All, everything that I understand, I understand only because I love. As this famous Tolstoy quotation faded out of the opening scene of The Last Station, I got the feeling my hopes were raised too high. The premise of the film, you see, is very good; it charts the last year of the life of Leo Tolstoy (Plummer), who, having embraced a spiritual and ascetic way of life, is regarded by many Russians as virtually a saint. In his private life, however, he is very old, very ill and constantly fighting with his wife and muse of forty-eight years, the Countess Sofya (Mirren), over the rights to his life’s work. We see the shakiness of these last days of their marriage through the eyes of Tolstoy’s fresh-faced and admiring new secretary, Valentin Bulgakov (McAvoy), who learns a lot about life, and of course love, from the great man.
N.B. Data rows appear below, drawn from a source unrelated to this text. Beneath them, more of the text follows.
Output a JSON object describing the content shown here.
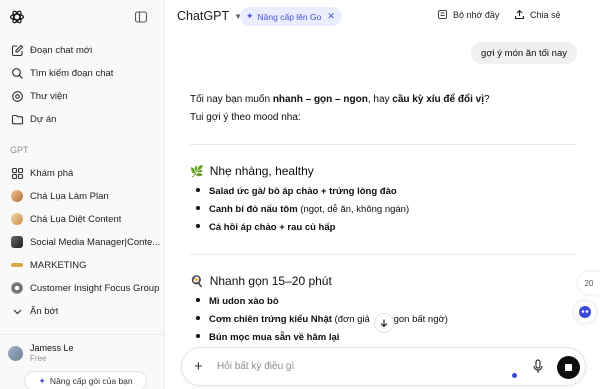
{
  "colors": {
    "accent": "#4451d6",
    "pill_bg": "#eaedfd",
    "sidebar_bg": "#f9f9f9",
    "user_bubble": "#f0f0f0"
  },
  "sidebar": {
    "top_items": [
      {
        "icon": "new-chat-icon",
        "label": "Đoạn chat mới"
      },
      {
        "icon": "search-icon",
        "label": "Tìm kiếm đoạn chat"
      },
      {
        "icon": "library-icon",
        "label": "Thư viện"
      },
      {
        "icon": "folder-icon",
        "label": "Dự án"
      }
    ],
    "section_label": "GPT",
    "gpt_items": [
      {
        "icon": "explore-icon",
        "label": "Khám phá"
      },
      {
        "icon": "gpt-avatar",
        "label": "Chá Lụa Làm Plan"
      },
      {
        "icon": "gpt-avatar",
        "label": "Chá Lụa Diệt Content"
      },
      {
        "icon": "gpt-avatar",
        "label": "Social Media Manager|Conte..."
      },
      {
        "icon": "gpt-avatar",
        "label": "MARKETING"
      },
      {
        "icon": "gpt-avatar",
        "label": "Customer Insight Focus Group"
      },
      {
        "icon": "hide-icon",
        "label": "Ẩn bớt"
      }
    ],
    "user": {
      "name": "Jamess Le",
      "plan": "Free"
    },
    "upgrade_label": "Nâng cấp gói của bạn"
  },
  "header": {
    "model": "ChatGPT",
    "go_pill": "Nâng cấp lên Go",
    "memory_label": "Bộ nhớ đầy",
    "share_label": "Chia sẻ"
  },
  "chat": {
    "user_message": "gợi ý món ăn tối nay",
    "intro": {
      "p1_a": "Tối nay bạn muốn ",
      "p1_b": "nhanh – gọn – ngon",
      "p1_c": ", hay ",
      "p1_d": "cầu kỳ xíu để đổi vị",
      "p1_e": "?",
      "p2": "Tui gợi ý theo mood nha:"
    },
    "sections": [
      {
        "emoji": "🌿",
        "title": "Nhẹ nhàng, healthy",
        "items": [
          {
            "bold": "Salad ức gà/ bò áp chảo + trứng lòng đào",
            "rest": ""
          },
          {
            "bold": "Canh bí đỏ nấu tôm",
            "rest": " (ngọt, dễ ăn, không ngán)"
          },
          {
            "bold": "Cá hồi áp chảo + rau củ hấp",
            "rest": ""
          }
        ]
      },
      {
        "emoji": "🍳",
        "title": "Nhanh gọn 15–20 phút",
        "items": [
          {
            "bold": "Mì udon xào bò",
            "rest": ""
          },
          {
            "bold": "Cơm chiên trứng kiểu Nhật",
            "rest": " (đơn giả    à ngon bất ngờ)"
          },
          {
            "bold": "Bún mọc mua sẵn về hâm lại",
            "rest": ""
          }
        ]
      }
    ]
  },
  "composer": {
    "placeholder": "Hỏi bất kỳ điều gì"
  },
  "side_widget": {
    "badge": "20"
  }
}
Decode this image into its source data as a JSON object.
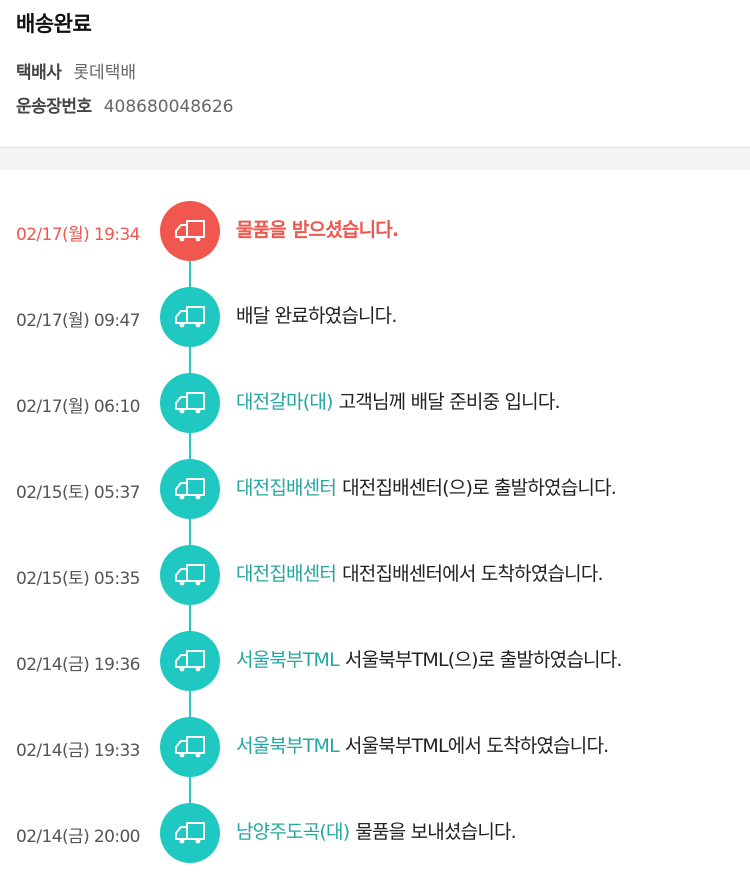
{
  "header": {
    "status_title": "배송완료",
    "courier_label": "택배사",
    "courier_value": "롯데택배",
    "tracking_label": "운송장번호",
    "tracking_value": "408680048626"
  },
  "colors": {
    "current": "#f1564f",
    "node": "#1fc9c1",
    "location": "#25a7a1",
    "line": "#2cc6c0"
  },
  "timeline": {
    "icon": "delivery-truck-icon",
    "events": [
      {
        "time": "02/17(월) 19:34",
        "location": "",
        "message": "물품을 받으셨습니다."
      },
      {
        "time": "02/17(월) 09:47",
        "location": "",
        "message": "배달 완료하였습니다."
      },
      {
        "time": "02/17(월) 06:10",
        "location": "대전갈마(대)",
        "message": "고객님께 배달 준비중 입니다."
      },
      {
        "time": "02/15(토) 05:37",
        "location": "대전집배센터",
        "message": "대전집배센터(으)로 출발하였습니다."
      },
      {
        "time": "02/15(토) 05:35",
        "location": "대전집배센터",
        "message": "대전집배센터에서 도착하였습니다."
      },
      {
        "time": "02/14(금) 19:36",
        "location": "서울북부TML",
        "message": "서울북부TML(으)로 출발하였습니다."
      },
      {
        "time": "02/14(금) 19:33",
        "location": "서울북부TML",
        "message": "서울북부TML에서 도착하였습니다."
      },
      {
        "time": "02/14(금) 20:00",
        "location": "남양주도곡(대)",
        "message": "물품을 보내셨습니다."
      }
    ]
  }
}
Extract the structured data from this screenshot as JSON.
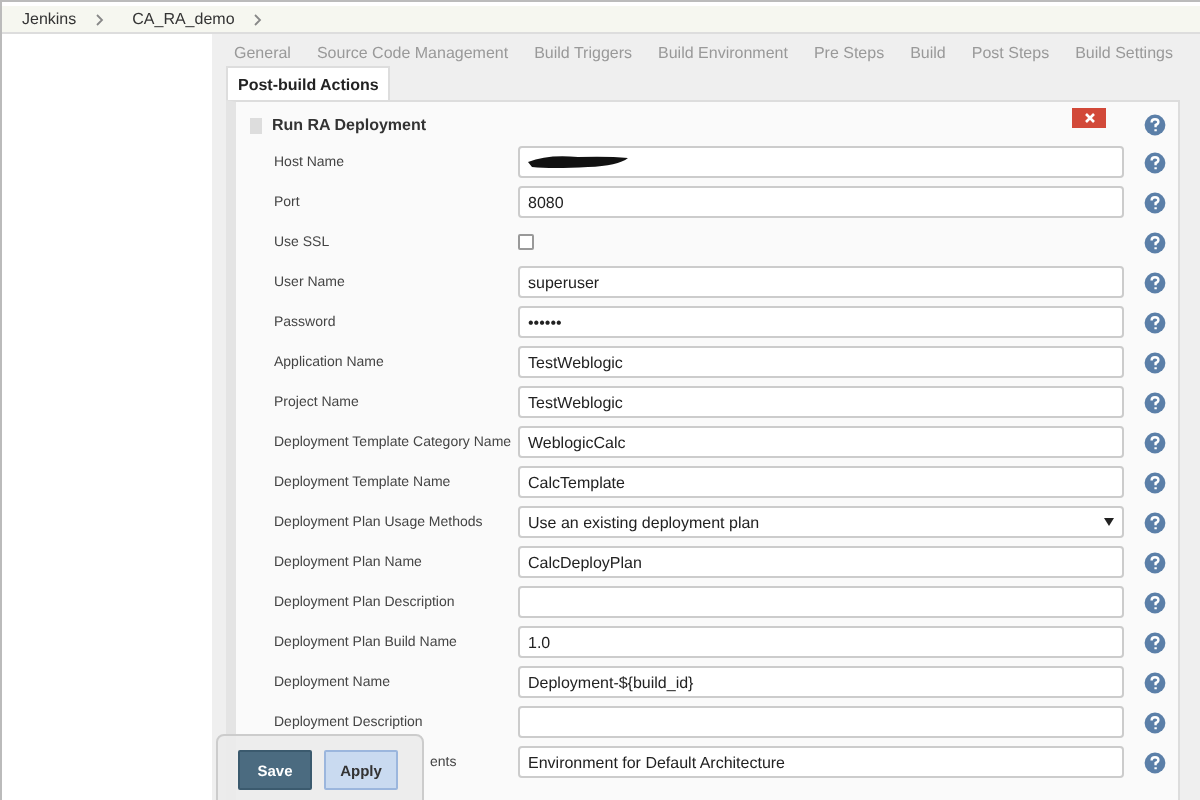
{
  "breadcrumb": [
    "Jenkins",
    "CA_RA_demo"
  ],
  "tabs": [
    {
      "label": "General",
      "selected": false
    },
    {
      "label": "Source Code Management",
      "selected": false
    },
    {
      "label": "Build Triggers",
      "selected": false
    },
    {
      "label": "Build Environment",
      "selected": false
    },
    {
      "label": "Pre Steps",
      "selected": false
    },
    {
      "label": "Build",
      "selected": false
    },
    {
      "label": "Post Steps",
      "selected": false
    },
    {
      "label": "Build Settings",
      "selected": false
    },
    {
      "label": "Post-build Actions",
      "selected": true
    }
  ],
  "section": {
    "title": "Run RA Deployment",
    "fields": [
      {
        "kind": "text",
        "label": "Host Name",
        "redacted": true
      },
      {
        "kind": "text",
        "label": "Port",
        "value": "8080"
      },
      {
        "kind": "checkbox",
        "label": "Use SSL",
        "checked": false
      },
      {
        "kind": "text",
        "label": "User Name",
        "value": "superuser"
      },
      {
        "kind": "password",
        "label": "Password",
        "value": "••••••"
      },
      {
        "kind": "text",
        "label": "Application Name",
        "value": "TestWeblogic"
      },
      {
        "kind": "text",
        "label": "Project Name",
        "value": "TestWeblogic"
      },
      {
        "kind": "text",
        "label": "Deployment Template Category Name",
        "value": "WeblogicCalc"
      },
      {
        "kind": "text",
        "label": "Deployment Template Name",
        "value": "CalcTemplate"
      },
      {
        "kind": "select",
        "label": "Deployment Plan Usage Methods",
        "value": "Use an existing deployment plan"
      },
      {
        "kind": "text",
        "label": "Deployment Plan Name",
        "value": "CalcDeployPlan"
      },
      {
        "kind": "text",
        "label": "Deployment Plan Description"
      },
      {
        "kind": "text",
        "label": "Deployment Plan Build Name",
        "value": "1.0"
      },
      {
        "kind": "text",
        "label": "Deployment Name",
        "value": "Deployment-${build_id}"
      },
      {
        "kind": "text",
        "label": "Deployment Description"
      },
      {
        "kind": "text",
        "label": "ents",
        "covered": true,
        "value": "Environment for Default Architecture"
      }
    ]
  },
  "buttons": [
    {
      "kind": "primary",
      "label": "Save"
    },
    {
      "kind": "secondary",
      "label": "Apply"
    }
  ]
}
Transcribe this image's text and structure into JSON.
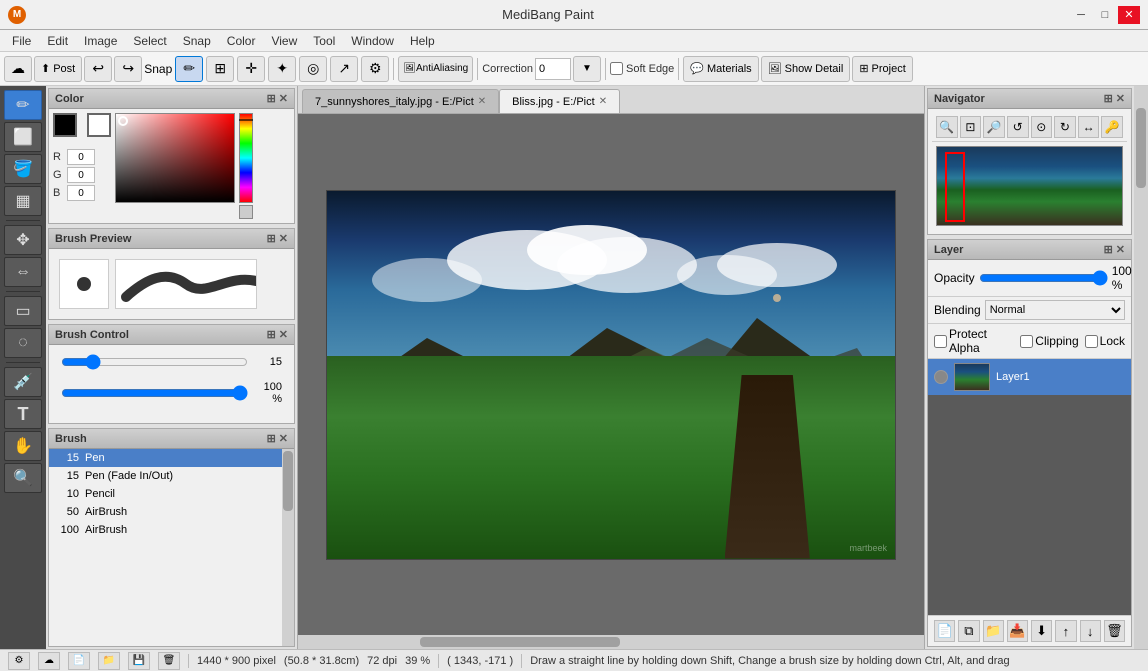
{
  "titlebar": {
    "title": "MediBang Paint",
    "app_icon": "M",
    "minimize": "─",
    "maximize": "□",
    "close": "✕"
  },
  "menubar": {
    "items": [
      "File",
      "Edit",
      "Image",
      "Select",
      "Snap",
      "Color",
      "View",
      "Tool",
      "Window",
      "Help"
    ]
  },
  "toolbar": {
    "post_label": "Post",
    "snap_label": "Snap",
    "antialiasing_label": "AntiAliasing",
    "correction_label": "Correction",
    "correction_value": "0",
    "soft_edge_label": "Soft Edge",
    "materials_label": "Materials",
    "show_detail_label": "Show Detail",
    "project_label": "Project"
  },
  "tabs": [
    {
      "label": "7_sunnyshores_italy.jpg - E:/Pict",
      "active": false
    },
    {
      "label": "Bliss.jpg - E:/Pict",
      "active": true
    }
  ],
  "color_panel": {
    "title": "Color",
    "r_label": "R",
    "r_value": "0",
    "g_label": "G",
    "g_value": "0",
    "b_label": "B",
    "b_value": "0"
  },
  "brush_preview_panel": {
    "title": "Brush Preview"
  },
  "brush_control_panel": {
    "title": "Brush Control",
    "size_value": "15",
    "opacity_value": "100 %"
  },
  "brush_list_panel": {
    "title": "Brush",
    "brushes": [
      {
        "size": "15",
        "name": "Pen",
        "active": true
      },
      {
        "size": "15",
        "name": "Pen (Fade In/Out)",
        "active": false
      },
      {
        "size": "10",
        "name": "Pencil",
        "active": false
      },
      {
        "size": "50",
        "name": "AirBrush",
        "active": false
      },
      {
        "size": "100",
        "name": "AirBrush",
        "active": false
      }
    ]
  },
  "navigator_panel": {
    "title": "Navigator"
  },
  "layer_panel": {
    "title": "Layer",
    "opacity_label": "Opacity",
    "opacity_value": "100 %",
    "blending_label": "Blending",
    "blending_value": "Normal",
    "protect_alpha_label": "Protect Alpha",
    "clipping_label": "Clipping",
    "lock_label": "Lock",
    "layers": [
      {
        "name": "Layer1",
        "active": true
      }
    ]
  },
  "statusbar": {
    "size": "1440 * 900 pixel",
    "cm": "(50.8 * 31.8cm)",
    "dpi": "72 dpi",
    "zoom": "39 %",
    "coords": "( 1343, -171 )",
    "hint": "Draw a straight line by holding down Shift, Change a brush size by holding down Ctrl, Alt, and drag"
  },
  "icons": {
    "arrow_up": "↑",
    "undo": "↩",
    "redo": "↪",
    "expand": "⊞",
    "collapse": "⊟",
    "close": "✕",
    "gear": "⚙",
    "zoom_in": "🔍",
    "zoom_out": "🔎",
    "fit": "⊡",
    "layer_add": "+",
    "layer_del": "−",
    "folder": "📁",
    "copy": "⧉",
    "merge": "⬇"
  }
}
Although Plummer and Mirren are both nominated for Oscars for their performances, I felt that director Michael Hoffman did not make full use of either actor, or indeed of Tolstoy’s story, owing at least in part to the fact that the script is certainly not a work of literary genius. You can tell that McAvoy was struggling a little with what he had been given; on Valentin’s first meeting with Tolstoy, he supposedly becomes overwhelmed with emotion, although it took me a while to work this out, as he looks more like a hayfever sufferer who’s been hit in the face with a six-kilo daffodil. This is a fairly accurate simile, in fact, as Valentin sneezes whenever he is nervous, an emotion-conveying shortcut that I found intensely annoying.
The sneezey, over-earnest Valentin improves slightly as he becomes more worldly, and gives up his excruciatingly well-guarded virginity to his new girlfriend Masha (Condon). This is supposed to be the blossoming-young-love story that offsets the souring love between Tolstoy and the Countess, but it is very poorly executed; Masha swings between keen and reticent for no apparent reason, and when she finally packs up and goes to Moscow, Valentin doesn’t seem too bothered about it.
Mirren, however, is wonderful, as she works her way around the house destroying every breakable object. Perhaps another criticism of the script is that Sofya is painted as extremely childish and spoilt for a woman who, in actual fact, gave birth to thirteen children and wrote out War and Peace six times for her husband. I’m not sure which of the two sounds more painful.
The attention to detail isn’t great; some scenes were cut off too early, and accents slipped in places. Also, look out for one of Tolstoy’s apparently more smug sons, who appears in one scene and one scene only. Of Leo and Sofya’s thirteen children, it is only he and the painfully dull Sasha (Duff) whom we get to see.
Aside from the constant fighting, the film has a rather cosy feel, afforded by the fact that it looks as if it is set in a National Trust-owned manor house. The only real nod to Russian culture is the obsessive tea drinking.
It is about love, and adequate enough, so I think that The Last Station will become a prime fodder for the BBC’s daytime schedules on Easter Mondays for many years to come, but I probably won’t watch it when it does.